The English expedition under Admiral Francis Wheler had 15 warships 3 fire ships, 28 transports and almost 2,000 soldiers, to which Barbados added another 1,000 men.
Gabaret was prepared to defend Saint Pierre against the English, but on 11 April 1693 they bypassed the town and continued to the undefended Cul-de-Sac Marin in the southeast of the island.
The English took control of a large area with little opposition.
English reinforcements under Captain General Christopher Codrington arrived within two weeks, but the combined force did not engage in serious fighting.
The English took 3,000 black slaves, valued at £60,000.
They made an ineffective attack on Saint Pierre, then left the island.
Gabaret was made a chevalier of the Order of Saint Louis in 1701.

==Acting governor general==

Charles de Pechpeyrou-Comminges de Guitaut, the acting lieutenant governor of the Antilles, died on 7 September 1702.
On 17 September 1702 Gabaret was appointed acting lieutenant governor pending the arrival of Charles-François de Machault de Belmont, who was received in Martinique on 4 March 1703.

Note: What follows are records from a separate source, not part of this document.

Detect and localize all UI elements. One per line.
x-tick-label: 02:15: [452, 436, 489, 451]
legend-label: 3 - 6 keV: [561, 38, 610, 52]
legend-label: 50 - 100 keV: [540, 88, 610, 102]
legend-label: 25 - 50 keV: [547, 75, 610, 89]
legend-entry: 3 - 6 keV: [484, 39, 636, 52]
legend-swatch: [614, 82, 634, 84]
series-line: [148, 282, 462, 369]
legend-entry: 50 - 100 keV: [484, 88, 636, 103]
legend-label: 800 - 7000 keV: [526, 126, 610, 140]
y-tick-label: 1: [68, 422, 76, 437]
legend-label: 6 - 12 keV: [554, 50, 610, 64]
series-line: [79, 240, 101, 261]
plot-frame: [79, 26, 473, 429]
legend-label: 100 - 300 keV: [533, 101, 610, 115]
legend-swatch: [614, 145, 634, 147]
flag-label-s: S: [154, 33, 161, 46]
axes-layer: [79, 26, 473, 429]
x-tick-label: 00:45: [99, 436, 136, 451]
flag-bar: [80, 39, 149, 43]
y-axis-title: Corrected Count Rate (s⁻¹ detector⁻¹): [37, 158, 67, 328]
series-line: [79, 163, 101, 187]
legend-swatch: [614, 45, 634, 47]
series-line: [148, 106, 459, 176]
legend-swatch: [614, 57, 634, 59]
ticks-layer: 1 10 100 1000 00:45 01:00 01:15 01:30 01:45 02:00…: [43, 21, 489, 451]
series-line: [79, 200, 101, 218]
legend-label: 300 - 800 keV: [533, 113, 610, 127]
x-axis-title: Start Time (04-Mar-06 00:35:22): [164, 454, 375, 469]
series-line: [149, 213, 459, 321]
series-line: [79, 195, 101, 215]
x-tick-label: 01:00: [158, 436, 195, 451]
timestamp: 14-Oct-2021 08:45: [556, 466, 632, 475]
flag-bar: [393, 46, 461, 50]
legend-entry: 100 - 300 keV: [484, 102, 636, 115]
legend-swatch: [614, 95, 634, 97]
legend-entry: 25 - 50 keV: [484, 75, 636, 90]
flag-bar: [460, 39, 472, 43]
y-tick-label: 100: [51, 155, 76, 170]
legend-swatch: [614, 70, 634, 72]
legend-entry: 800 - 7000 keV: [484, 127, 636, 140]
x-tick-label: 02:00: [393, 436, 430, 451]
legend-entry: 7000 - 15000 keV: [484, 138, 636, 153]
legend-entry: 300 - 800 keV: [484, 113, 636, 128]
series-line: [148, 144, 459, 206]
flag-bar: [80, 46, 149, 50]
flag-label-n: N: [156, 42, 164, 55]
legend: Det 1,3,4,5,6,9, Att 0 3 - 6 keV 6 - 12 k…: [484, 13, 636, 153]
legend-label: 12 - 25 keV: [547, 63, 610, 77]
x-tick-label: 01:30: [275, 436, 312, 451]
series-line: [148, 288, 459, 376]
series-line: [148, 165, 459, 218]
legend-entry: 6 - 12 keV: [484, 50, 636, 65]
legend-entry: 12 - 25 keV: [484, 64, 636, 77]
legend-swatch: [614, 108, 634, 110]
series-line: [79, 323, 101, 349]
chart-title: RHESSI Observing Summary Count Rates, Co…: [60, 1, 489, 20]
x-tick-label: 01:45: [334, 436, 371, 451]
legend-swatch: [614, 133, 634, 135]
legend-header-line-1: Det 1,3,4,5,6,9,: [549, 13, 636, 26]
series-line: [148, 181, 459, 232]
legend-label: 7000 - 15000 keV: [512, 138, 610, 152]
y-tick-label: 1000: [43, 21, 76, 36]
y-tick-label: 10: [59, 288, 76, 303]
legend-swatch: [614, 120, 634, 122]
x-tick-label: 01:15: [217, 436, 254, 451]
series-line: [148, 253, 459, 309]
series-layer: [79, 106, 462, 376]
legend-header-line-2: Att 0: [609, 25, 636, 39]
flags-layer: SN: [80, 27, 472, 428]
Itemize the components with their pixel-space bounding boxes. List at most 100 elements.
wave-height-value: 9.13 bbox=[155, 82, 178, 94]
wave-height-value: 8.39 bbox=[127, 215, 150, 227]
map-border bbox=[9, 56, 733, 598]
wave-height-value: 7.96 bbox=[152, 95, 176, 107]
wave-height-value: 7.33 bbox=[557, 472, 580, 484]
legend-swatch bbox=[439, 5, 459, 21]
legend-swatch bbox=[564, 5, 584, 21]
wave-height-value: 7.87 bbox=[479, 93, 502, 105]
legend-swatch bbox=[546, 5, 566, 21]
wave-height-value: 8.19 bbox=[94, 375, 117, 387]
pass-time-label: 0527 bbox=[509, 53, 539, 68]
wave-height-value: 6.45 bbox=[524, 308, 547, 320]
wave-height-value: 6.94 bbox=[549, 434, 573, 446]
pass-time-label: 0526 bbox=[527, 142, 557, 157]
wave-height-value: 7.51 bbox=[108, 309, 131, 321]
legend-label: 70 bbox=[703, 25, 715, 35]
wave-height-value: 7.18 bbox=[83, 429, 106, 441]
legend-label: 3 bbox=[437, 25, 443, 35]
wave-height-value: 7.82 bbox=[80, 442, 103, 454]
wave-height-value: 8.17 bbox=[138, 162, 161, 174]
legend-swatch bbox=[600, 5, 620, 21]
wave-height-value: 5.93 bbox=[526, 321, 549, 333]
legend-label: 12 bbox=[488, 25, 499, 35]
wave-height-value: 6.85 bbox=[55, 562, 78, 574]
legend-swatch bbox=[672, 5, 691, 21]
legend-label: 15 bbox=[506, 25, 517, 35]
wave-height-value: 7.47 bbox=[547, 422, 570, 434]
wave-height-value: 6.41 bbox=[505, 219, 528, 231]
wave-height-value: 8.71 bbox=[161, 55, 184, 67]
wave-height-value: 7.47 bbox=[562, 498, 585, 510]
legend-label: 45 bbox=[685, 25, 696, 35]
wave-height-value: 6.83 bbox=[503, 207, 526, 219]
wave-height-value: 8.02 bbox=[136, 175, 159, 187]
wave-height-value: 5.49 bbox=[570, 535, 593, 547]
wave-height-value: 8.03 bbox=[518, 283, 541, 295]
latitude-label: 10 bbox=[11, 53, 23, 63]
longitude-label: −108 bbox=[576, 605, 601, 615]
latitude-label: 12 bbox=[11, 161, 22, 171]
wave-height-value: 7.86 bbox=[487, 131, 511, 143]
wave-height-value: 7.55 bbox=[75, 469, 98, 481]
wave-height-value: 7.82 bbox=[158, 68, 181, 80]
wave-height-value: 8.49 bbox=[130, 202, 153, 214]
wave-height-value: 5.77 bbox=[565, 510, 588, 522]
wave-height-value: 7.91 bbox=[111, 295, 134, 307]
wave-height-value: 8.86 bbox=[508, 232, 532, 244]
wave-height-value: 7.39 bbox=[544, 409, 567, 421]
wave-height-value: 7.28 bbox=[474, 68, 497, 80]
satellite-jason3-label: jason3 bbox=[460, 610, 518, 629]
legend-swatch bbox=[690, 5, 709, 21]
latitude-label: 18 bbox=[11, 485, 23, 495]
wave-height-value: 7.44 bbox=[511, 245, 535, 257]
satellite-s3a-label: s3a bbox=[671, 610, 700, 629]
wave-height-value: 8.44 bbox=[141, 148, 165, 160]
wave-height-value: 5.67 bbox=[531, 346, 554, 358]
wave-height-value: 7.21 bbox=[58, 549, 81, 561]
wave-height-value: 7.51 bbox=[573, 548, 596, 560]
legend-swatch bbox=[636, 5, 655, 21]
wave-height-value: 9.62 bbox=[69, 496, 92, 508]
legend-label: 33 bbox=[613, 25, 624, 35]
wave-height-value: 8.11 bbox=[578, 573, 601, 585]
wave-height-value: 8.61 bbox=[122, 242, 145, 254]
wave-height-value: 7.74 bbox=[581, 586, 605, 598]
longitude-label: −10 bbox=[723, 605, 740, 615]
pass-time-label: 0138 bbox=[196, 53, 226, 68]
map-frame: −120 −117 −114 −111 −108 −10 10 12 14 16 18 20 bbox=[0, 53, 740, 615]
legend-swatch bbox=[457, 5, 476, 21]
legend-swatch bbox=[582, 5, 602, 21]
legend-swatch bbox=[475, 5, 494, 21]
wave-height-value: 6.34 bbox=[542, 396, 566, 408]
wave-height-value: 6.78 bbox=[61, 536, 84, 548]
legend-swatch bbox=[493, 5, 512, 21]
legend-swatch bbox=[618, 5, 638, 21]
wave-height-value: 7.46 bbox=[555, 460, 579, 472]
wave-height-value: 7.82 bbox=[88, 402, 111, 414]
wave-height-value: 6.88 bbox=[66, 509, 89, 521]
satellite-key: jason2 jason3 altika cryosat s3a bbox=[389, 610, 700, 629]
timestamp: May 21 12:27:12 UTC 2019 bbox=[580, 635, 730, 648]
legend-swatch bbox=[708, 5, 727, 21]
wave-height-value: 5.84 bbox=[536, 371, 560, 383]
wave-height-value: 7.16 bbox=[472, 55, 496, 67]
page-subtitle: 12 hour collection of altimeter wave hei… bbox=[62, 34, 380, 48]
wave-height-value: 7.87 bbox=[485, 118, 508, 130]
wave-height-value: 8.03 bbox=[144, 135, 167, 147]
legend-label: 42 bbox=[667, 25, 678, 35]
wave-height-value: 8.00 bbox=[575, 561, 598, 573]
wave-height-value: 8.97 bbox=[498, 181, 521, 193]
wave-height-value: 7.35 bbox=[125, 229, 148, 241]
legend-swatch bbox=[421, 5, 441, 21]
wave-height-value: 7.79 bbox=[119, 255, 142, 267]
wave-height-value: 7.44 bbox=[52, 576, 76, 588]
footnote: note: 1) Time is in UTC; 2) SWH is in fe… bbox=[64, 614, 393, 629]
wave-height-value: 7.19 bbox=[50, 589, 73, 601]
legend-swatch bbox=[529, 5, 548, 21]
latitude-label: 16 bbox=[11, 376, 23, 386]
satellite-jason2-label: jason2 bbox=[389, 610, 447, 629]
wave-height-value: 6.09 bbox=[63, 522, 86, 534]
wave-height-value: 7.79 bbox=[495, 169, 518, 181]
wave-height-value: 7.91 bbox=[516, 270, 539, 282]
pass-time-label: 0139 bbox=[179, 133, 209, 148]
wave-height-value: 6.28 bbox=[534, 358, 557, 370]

During the War of the Spanish Succession, on 6 March 1703 an English fleet of 45 vessels carrying 4,000 soldiers and militia arrived off Guadeloupe, which the governor Charles Auger tried to defend against the superior English forces.
In late March Machault de Bellemont arrived in Martinique bringing the promotion of Gabaret to second in command of the Antilles (lieutenant du roi au gouvernement général) in place of Guitaut.
He found the intendant Robert gathering reinforcements for Guadeloupe.
Gabaret reached Guadeloupe with the reinforcements on 3 April 1703 and took command of the defense.
His aides de camp were Bonnaventure-François de Boisfermé, governor of Marie-Galante, and two of the king's lieutenants Louis Gaston de Cacqueray de Valmenier and Jean Clair Dyel Du Parquet.
Gabaret adopted scorched earth tactics in Guadeloupe, destroying resources before falling back from the invaders into the interior, then harassing them while disease, drink and lack of food reduced their strength.
Gabaret's cautious approach gave the English time to cause great damage to the island.
The destruction of property was highly unpopular with the planters.
It had its effect.
The English withdrew their troops on 15 May 1703 and sailed away three days later.

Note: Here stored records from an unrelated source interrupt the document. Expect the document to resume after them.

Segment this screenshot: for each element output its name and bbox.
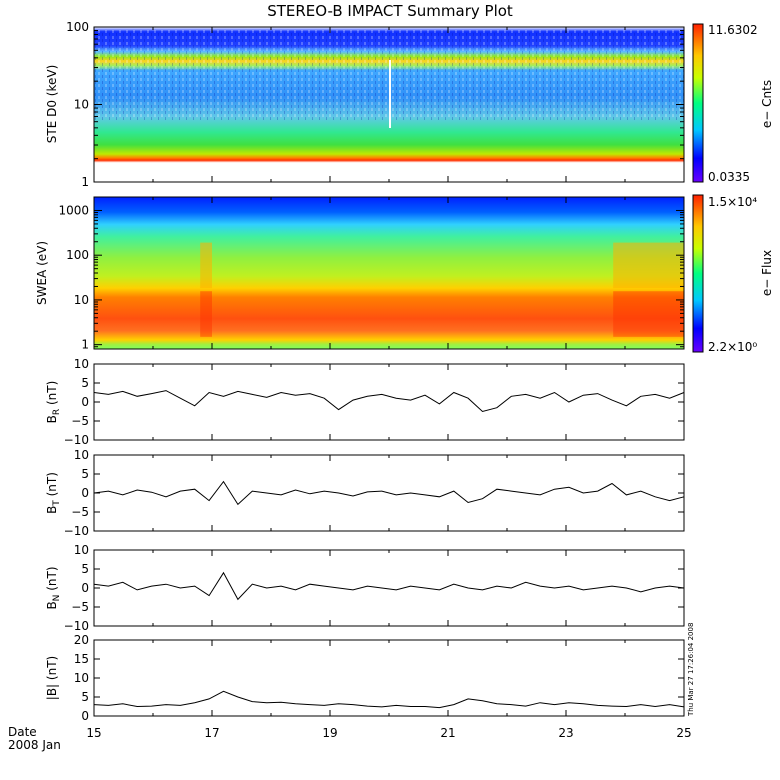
bn-y-label: BN (nT) [45,566,62,609]
colorbar-cnts-max: 11.6302 [708,23,758,37]
x-tick-label: 25 [676,726,691,740]
x-axis-label-line2: 2008 Jan [8,738,61,752]
x-tick-label: 15 [86,726,101,740]
br-series-line [93,390,685,413]
swea-panel: 1 10 100 1000 SWEA (eV) [35,196,685,352]
colorbar-cnts-scale [692,23,704,183]
colorbar-flux-label: e− Flux [760,250,774,296]
colorbar-flux: 1.5×10⁴ 2.2×10⁰ e− Flux [692,194,774,354]
bmag-y-tick-label: 0 [81,709,89,723]
bn-y-axis: 10 5 0 −5 −10 [64,543,684,633]
br-y-axis: 10 5 0 −5 −10 [64,357,684,447]
bn-y-tick-label: 5 [81,562,89,576]
bn-panel: 10 5 0 −5 −10 BN (nT) [45,543,685,633]
swea-enhanced-band [613,291,684,337]
swea-enhanced-band [200,242,212,289]
swea-enhanced-band [613,242,684,289]
bn-y-tick-label: 10 [74,543,89,557]
x-tick-label: 23 [558,726,573,740]
x-tick-label: 21 [440,726,455,740]
x-tick-label: 19 [322,726,337,740]
ste-y-tick-label: 1 [81,175,89,189]
swea-y-tick-label: 10 [74,293,89,307]
bn-series-line [93,571,685,601]
ste-y-axis: 1 10 100 [66,20,684,189]
x-axis: 15 17 19 21 23 25 [86,27,692,740]
swea-y-axis: 1 10 100 1000 [58,203,684,352]
br-y-tick-label: 10 [74,357,89,371]
bmag-panel: 20 15 10 5 0 |B| (nT) [45,633,685,723]
colorbar-cnts-min: 0.0335 [708,170,750,184]
bmag-y-tick-label: 20 [74,633,89,647]
bmag-y-tick-label: 5 [81,690,89,704]
colorbar-flux-min: 2.2×10⁰ [708,340,757,354]
bn-y-tick-label: 0 [81,581,89,595]
colorbar-flux-scale [692,194,704,353]
bn-y-tick-label: −5 [71,600,89,614]
swea-spectrogram [94,197,684,349]
br-panel: 10 5 0 −5 −10 BR (nT) [45,357,685,447]
br-y-tick-label: −10 [64,433,89,447]
br-frame [93,363,685,441]
bt-y-tick-label: 5 [81,467,89,481]
br-y-tick-label: 0 [81,395,89,409]
swea-features [200,242,684,337]
bn-y-tick-label: −10 [64,619,89,633]
colorbar-flux-max: 1.5×10⁴ [708,195,757,209]
br-y-tick-label: 5 [81,376,89,390]
bt-series-line [93,480,685,506]
swea-enhanced-band [200,291,212,337]
bmag-y-tick-label: 10 [74,671,89,685]
x-axis-label-line1: Date [8,725,37,739]
bmag-series-line [93,690,685,709]
bt-y-tick-label: −10 [64,524,89,538]
br-y-label: BR (nT) [45,381,62,424]
swea-y-tick-label: 1 [81,338,89,352]
bt-y-tick-label: 0 [81,486,89,500]
bmag-y-axis: 20 15 10 5 0 [74,633,684,723]
bmag-y-tick-label: 15 [74,652,89,666]
x-tick-label: 17 [204,726,219,740]
bt-y-tick-label: 10 [74,448,89,462]
colorbar-cnts: 11.6302 0.0335 e− Cnts [692,23,774,184]
swea-y-tick-label: 100 [66,248,89,262]
swea-y-tick-label: 1000 [58,203,89,217]
page-title: STEREO-B IMPACT Summary Plot [267,2,513,20]
colorbar-cnts-label: e− Cnts [760,80,774,128]
ste-y-tick-label: 10 [74,98,89,112]
ste-y-label: STE D0 (keV) [45,65,59,144]
ste-y-tick-label: 100 [66,20,89,34]
bt-panel: 10 5 0 −5 −10 BT (nT) [45,448,685,538]
ste-panel: 1 10 100 STE D0 (keV) [45,20,685,189]
timestamp: Thu Mar 27 17:26:04 2008 [687,623,695,717]
bt-y-label: BT (nT) [45,472,62,514]
bt-y-tick-label: −5 [71,505,89,519]
swea-y-label: SWEA (eV) [35,241,49,305]
bmag-y-label: |B| (nT) [45,656,59,700]
br-y-tick-label: −5 [71,414,89,428]
bt-y-axis: 10 5 0 −5 −10 [64,448,684,538]
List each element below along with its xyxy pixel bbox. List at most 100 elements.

Machault died in Martinique on 7 January 1709.
Gabaret was again appointed acting governor general.

==Last years==

Raymond Balthazar Phélypeaux was appointed governor and lieutenant general of the French islands and mainland, and was received in Martinique on 3 January 1711.
Phélypeaux found that Gabaret had allowed the forts and batteries of Martinique to be abandoned for two years.
He had work started on restoring the defenses, and when Gabaret opposed his orders he suspended him on 27 April 1711.
Gabaret died after he was named governor of Saint Domingue in reward for his services.
He died in Saint Domingue on 25 June 1712.